I watched a little bit of Biden’s inauguration in January. I was looking for some promise that things would improve. I don’t know that I found it, but it was fine, I think. The truth is I’m simply not that moved by the pageantry of institutional power, all the solemn speeches and swearing oaths over historic Bibles and calls for greatness and reconciliation. I mean, if we’re going to have to have all the pomp and ceremony I’m glad it’s accompanied by poets and not military flyovers. But it doesn’t do anything for me.

As a corrective, I followed it up with videos of naturalization ceremonies for immigrants. If you haven’t seen any, I recommend looking them up. They’re almost universally abysmal quality, filmed on cheap videocameras with shoddy lighting and odd camera angles. The sound’s typically muddy. And the ceremonies are usually held in some of the most bland, utilitarian civic architecture you might imagine: dingy courthouses or cramped basements with threadbare carpeting and drop ceilings.

But they’ve also got people. All kinds of people. All applicants to become citizens of the United States.
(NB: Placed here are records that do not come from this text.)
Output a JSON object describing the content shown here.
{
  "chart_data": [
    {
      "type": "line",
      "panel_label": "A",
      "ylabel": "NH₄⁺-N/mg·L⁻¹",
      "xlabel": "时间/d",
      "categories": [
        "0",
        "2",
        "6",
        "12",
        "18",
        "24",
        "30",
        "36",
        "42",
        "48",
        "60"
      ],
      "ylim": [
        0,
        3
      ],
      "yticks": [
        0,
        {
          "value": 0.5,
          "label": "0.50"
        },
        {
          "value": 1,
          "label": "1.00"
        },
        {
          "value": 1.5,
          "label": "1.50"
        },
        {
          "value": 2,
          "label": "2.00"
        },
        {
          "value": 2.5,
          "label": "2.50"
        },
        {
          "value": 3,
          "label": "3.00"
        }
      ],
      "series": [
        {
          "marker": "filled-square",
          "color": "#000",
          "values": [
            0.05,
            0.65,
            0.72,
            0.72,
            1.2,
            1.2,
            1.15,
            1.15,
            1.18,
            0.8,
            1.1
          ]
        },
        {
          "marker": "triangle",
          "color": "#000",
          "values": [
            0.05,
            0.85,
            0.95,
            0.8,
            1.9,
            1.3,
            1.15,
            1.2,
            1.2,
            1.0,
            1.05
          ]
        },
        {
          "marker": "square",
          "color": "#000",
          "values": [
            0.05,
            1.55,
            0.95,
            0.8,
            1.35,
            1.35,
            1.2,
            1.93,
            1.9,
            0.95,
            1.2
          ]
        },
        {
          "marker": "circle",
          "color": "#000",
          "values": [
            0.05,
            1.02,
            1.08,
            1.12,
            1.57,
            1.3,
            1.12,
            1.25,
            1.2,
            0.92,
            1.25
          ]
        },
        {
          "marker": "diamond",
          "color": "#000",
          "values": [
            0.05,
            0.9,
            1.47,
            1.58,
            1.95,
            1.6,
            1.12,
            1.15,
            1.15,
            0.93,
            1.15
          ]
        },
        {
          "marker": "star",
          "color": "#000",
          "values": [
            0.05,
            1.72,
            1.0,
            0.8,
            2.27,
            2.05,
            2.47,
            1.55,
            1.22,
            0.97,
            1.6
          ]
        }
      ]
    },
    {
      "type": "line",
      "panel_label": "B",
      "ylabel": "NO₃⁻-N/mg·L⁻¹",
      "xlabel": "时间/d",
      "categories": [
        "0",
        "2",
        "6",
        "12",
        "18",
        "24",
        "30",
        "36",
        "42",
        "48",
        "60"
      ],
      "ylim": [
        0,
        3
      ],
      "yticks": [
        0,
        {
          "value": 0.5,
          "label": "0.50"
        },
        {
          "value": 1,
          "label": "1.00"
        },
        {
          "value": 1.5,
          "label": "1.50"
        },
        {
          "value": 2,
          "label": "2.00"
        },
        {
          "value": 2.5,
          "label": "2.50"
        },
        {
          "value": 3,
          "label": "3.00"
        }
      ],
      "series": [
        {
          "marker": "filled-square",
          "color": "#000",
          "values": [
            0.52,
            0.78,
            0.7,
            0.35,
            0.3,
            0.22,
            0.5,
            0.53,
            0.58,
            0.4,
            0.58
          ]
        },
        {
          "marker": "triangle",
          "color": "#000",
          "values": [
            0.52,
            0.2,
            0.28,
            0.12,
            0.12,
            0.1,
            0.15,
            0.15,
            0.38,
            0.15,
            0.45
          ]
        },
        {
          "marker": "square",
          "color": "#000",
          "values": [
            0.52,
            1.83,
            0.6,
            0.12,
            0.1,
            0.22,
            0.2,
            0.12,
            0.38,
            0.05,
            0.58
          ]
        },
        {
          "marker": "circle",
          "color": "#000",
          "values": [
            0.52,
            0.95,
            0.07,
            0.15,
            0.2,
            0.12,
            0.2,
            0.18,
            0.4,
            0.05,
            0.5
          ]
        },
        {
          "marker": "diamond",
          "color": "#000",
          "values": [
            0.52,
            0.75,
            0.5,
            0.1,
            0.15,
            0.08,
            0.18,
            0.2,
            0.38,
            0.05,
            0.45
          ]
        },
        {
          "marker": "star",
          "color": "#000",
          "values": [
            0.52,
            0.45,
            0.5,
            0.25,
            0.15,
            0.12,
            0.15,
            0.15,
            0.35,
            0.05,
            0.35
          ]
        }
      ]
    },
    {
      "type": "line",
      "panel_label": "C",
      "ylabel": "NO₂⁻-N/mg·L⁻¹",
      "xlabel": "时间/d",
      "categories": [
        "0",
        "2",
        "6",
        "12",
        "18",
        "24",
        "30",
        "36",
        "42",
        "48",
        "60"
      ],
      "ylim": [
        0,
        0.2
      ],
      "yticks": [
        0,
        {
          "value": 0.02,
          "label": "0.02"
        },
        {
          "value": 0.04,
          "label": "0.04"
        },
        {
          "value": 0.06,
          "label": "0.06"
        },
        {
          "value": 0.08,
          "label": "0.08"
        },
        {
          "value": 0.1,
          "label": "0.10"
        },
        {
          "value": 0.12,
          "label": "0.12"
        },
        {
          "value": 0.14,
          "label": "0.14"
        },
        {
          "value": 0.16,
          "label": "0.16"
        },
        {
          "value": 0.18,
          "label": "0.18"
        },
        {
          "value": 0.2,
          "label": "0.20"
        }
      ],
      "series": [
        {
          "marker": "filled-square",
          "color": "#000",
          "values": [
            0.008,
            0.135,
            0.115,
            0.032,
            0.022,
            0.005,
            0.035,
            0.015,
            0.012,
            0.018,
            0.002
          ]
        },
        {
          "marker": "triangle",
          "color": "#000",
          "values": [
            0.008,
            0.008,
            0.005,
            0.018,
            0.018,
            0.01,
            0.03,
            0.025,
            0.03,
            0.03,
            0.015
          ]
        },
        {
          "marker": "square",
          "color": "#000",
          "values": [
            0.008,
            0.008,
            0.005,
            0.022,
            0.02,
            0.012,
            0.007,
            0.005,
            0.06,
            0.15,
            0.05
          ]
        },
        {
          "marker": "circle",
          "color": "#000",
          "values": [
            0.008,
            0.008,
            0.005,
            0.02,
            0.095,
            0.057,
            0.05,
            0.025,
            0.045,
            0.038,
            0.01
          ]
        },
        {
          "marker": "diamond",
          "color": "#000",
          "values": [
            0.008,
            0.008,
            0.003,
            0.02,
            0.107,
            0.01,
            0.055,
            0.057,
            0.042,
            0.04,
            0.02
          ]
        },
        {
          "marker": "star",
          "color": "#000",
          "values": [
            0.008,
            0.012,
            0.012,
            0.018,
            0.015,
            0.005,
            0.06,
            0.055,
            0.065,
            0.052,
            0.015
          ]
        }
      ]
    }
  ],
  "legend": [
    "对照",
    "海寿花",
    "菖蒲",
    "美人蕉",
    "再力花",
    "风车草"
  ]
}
The USA doesn’t make it easy to become a citizen; most of the people there have spent years working their way through the system. The ceremony always seems a little rote, a little perfunctory. There’ll be a civil bureaucrat leading it. Nobody’s dressed especially well; you see a lot of sweaters and reading glasses. But the applicants? They’re happy. You can see it on their faces. And you can watch them smile and celebrate and cry as they recite the oath of citizenship.

That’s the America I want to be a part of. That’s the future I want for the country.
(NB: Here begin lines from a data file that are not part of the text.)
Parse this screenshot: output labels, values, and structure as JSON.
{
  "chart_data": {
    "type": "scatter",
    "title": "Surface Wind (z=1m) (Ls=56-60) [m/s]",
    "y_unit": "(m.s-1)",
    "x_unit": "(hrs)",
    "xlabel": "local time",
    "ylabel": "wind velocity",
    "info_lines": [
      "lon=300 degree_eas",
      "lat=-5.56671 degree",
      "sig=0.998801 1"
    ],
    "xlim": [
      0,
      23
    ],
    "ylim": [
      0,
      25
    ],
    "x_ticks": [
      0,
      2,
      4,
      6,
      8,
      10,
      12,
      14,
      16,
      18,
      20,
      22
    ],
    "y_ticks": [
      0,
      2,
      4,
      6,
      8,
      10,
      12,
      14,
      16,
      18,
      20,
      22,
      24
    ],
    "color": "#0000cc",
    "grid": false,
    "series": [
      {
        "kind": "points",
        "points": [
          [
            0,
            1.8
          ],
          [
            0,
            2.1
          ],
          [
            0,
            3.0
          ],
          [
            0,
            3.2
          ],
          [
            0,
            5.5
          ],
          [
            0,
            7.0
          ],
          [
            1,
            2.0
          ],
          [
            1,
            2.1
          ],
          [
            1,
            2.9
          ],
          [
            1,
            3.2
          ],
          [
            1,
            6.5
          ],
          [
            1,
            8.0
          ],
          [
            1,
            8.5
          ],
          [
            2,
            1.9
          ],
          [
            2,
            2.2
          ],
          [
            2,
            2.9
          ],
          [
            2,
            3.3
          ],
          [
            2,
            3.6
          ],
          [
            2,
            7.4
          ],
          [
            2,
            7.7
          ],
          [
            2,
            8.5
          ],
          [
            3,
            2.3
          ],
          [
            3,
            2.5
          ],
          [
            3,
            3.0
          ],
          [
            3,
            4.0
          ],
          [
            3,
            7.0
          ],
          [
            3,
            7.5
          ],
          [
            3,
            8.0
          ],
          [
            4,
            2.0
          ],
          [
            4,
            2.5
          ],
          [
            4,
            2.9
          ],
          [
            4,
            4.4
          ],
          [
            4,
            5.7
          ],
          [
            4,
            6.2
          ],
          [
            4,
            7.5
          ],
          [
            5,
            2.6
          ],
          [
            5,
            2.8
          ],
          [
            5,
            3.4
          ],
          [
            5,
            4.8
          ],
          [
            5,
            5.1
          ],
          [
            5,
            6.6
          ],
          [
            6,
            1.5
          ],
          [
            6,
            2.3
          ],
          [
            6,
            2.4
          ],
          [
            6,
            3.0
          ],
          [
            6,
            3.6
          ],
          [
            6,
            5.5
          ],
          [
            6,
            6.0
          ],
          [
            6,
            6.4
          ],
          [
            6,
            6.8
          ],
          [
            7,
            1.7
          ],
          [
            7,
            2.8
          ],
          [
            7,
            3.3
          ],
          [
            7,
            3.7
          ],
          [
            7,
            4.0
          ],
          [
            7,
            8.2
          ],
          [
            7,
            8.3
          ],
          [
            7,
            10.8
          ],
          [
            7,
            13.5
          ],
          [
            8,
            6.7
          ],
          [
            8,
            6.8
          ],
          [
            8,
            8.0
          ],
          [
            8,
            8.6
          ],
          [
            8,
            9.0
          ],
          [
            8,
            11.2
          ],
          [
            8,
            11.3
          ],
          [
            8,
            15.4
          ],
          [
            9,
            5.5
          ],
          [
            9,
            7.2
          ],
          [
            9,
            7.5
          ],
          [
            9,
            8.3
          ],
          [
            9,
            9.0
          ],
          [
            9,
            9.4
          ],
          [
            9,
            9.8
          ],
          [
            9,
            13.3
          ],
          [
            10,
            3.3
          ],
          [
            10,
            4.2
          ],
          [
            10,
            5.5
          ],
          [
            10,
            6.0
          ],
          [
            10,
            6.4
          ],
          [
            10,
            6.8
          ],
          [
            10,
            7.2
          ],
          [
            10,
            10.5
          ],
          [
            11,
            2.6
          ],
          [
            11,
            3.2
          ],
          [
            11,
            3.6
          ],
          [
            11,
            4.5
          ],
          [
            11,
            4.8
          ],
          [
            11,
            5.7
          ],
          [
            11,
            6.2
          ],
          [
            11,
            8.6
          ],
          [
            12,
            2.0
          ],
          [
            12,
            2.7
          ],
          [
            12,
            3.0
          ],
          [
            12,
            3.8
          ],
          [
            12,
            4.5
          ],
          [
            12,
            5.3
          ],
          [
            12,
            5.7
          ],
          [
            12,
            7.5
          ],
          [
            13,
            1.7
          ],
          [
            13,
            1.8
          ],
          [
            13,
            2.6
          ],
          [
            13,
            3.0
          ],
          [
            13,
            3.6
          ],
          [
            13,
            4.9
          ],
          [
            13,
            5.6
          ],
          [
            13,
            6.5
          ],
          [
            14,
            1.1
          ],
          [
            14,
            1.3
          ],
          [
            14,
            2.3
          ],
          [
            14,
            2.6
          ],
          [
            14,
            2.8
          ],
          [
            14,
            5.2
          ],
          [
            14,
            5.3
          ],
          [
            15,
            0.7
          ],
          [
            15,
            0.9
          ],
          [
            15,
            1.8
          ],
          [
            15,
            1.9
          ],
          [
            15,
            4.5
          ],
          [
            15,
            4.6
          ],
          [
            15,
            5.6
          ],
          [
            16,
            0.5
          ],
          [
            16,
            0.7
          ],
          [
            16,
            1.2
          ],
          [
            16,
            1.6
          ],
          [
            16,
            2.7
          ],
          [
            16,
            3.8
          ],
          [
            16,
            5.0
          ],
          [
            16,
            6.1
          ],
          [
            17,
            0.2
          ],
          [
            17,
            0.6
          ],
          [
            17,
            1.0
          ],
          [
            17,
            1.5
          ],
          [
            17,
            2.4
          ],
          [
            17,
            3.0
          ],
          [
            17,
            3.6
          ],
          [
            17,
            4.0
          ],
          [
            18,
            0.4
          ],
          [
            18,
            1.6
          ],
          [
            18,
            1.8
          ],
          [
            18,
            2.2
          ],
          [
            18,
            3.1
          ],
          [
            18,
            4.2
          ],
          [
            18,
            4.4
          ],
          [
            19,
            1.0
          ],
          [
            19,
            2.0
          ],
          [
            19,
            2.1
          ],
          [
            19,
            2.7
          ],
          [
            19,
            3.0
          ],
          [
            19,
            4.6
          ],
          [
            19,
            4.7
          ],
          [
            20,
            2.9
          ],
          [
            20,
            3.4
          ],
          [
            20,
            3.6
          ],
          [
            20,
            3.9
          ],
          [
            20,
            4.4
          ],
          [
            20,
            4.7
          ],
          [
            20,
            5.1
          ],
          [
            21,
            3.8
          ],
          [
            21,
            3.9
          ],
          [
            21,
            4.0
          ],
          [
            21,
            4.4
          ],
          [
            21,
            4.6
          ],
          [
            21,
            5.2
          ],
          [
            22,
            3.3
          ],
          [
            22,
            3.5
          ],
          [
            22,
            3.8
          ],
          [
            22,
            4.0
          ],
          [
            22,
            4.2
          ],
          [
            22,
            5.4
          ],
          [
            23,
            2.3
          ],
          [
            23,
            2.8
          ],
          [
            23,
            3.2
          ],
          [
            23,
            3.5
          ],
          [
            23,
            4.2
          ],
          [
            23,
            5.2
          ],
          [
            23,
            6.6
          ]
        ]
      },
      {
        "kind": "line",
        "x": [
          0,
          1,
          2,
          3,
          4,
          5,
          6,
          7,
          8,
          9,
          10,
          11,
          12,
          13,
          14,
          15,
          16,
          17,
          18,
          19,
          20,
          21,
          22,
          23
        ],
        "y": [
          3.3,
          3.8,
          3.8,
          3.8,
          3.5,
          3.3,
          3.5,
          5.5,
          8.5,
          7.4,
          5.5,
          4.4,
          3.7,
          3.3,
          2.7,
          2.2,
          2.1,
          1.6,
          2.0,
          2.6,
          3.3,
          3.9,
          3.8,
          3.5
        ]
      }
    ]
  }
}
On Easter Monday, 1916, about 1,200 members of the Irish Volunteers and the Irish Citizen Army mustered around Dublin. They quickly took over most of the city center, setting up roadblocks, building barricades, cutting communication links, and digging trenches through St. Stephen’s Green. They didn’t have the soldiers necessary to hold out for long; by the week’s end the Easter Rising had been crushed. But the British overreaction and crackdown afterwards led directly to Sinn Féin winning a landslide victory in the 1918 general election, and that led to civil war, and that led to the establishment of the Irish Free State.

So I’ve spent this weekend thinking about two failed insurrections, one months old but thousands of miles away, the other all around me but finished a century ago. We’ve had the deaths and the carnage, we’re ostensibly through the worst of it, but I can’t help but feel we’re living through that moment of unholy calm after an unexpected gunshot. We’re holding our breath, waiting for the page to turn, for whatever is gestating to finally spring forth. I should have expected to get trapped in a Yeats poem if I stayed in Ireland too long.
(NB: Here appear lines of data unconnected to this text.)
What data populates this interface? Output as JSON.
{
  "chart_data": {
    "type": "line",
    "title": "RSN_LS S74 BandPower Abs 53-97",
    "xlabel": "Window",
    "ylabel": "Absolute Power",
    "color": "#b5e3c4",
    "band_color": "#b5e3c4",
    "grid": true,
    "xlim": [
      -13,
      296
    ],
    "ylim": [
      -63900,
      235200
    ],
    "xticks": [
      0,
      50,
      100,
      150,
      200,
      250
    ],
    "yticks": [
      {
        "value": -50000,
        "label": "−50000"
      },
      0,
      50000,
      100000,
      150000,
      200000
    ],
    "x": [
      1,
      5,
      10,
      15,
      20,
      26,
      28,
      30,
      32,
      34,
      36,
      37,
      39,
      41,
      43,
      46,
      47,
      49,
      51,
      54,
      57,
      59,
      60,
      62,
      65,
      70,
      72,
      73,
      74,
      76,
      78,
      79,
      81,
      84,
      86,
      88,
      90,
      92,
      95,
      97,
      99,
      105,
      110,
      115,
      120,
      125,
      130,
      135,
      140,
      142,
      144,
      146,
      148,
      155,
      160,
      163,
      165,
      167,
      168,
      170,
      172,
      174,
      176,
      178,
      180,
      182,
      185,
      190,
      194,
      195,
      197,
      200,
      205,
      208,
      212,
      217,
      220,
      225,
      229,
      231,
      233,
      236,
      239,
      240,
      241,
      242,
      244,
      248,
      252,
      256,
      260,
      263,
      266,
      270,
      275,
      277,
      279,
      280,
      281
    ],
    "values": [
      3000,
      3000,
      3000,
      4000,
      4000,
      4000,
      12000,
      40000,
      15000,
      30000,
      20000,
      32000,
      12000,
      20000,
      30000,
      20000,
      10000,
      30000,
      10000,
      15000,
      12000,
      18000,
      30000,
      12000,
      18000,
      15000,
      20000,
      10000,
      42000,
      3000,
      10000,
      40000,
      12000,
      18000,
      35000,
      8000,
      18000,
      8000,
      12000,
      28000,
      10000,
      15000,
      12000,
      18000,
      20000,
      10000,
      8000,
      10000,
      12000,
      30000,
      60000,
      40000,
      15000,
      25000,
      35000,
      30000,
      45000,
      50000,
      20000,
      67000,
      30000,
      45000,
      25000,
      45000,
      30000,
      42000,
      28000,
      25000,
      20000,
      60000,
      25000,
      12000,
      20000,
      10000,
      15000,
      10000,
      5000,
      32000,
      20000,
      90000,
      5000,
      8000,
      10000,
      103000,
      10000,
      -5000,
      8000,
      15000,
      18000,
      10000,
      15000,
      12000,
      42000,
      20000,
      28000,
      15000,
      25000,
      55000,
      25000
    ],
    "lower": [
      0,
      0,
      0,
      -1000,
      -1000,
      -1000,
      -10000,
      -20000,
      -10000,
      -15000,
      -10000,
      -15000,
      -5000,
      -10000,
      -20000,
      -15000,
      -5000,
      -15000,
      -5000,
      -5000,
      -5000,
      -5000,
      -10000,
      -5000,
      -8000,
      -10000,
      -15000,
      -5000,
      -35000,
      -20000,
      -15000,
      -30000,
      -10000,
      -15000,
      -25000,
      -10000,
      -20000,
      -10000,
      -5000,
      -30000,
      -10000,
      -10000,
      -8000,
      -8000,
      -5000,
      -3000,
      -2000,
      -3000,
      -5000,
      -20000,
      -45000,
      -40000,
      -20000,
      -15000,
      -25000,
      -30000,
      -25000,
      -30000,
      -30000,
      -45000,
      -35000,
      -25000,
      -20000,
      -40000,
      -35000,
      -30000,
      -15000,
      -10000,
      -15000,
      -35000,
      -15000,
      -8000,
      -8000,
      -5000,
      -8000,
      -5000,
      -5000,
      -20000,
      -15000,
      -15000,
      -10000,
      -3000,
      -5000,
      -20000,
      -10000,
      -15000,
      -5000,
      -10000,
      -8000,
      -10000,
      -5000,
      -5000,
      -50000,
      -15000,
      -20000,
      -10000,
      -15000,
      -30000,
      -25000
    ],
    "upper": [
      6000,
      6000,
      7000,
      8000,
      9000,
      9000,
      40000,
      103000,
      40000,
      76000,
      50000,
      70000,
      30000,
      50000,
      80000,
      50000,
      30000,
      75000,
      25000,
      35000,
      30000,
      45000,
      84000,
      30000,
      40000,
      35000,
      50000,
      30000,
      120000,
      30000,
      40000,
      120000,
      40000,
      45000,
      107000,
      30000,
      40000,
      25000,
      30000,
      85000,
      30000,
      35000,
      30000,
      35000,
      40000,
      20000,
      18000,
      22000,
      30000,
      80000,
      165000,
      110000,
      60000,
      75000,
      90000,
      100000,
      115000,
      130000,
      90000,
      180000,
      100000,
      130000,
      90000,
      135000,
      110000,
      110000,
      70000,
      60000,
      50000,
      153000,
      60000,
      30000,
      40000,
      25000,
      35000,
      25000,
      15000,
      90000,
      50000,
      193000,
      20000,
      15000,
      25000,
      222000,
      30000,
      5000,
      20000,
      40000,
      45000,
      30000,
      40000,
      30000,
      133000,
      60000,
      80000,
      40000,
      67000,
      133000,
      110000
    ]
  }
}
So it’s Easter, a season of hope and rebirth. But it’s just too soon, this year; the seeds are planted but yet to bloom. They’ve extended my permission to remain in Ireland until September; I suspect I’ll get on a list for the vaccine in a month or so. I’ll be on my itinerant way again soon after that, once whatever the world is becoming has germinated.

But that’s the future. Not now.

For now, I am still dead, and not yet risen.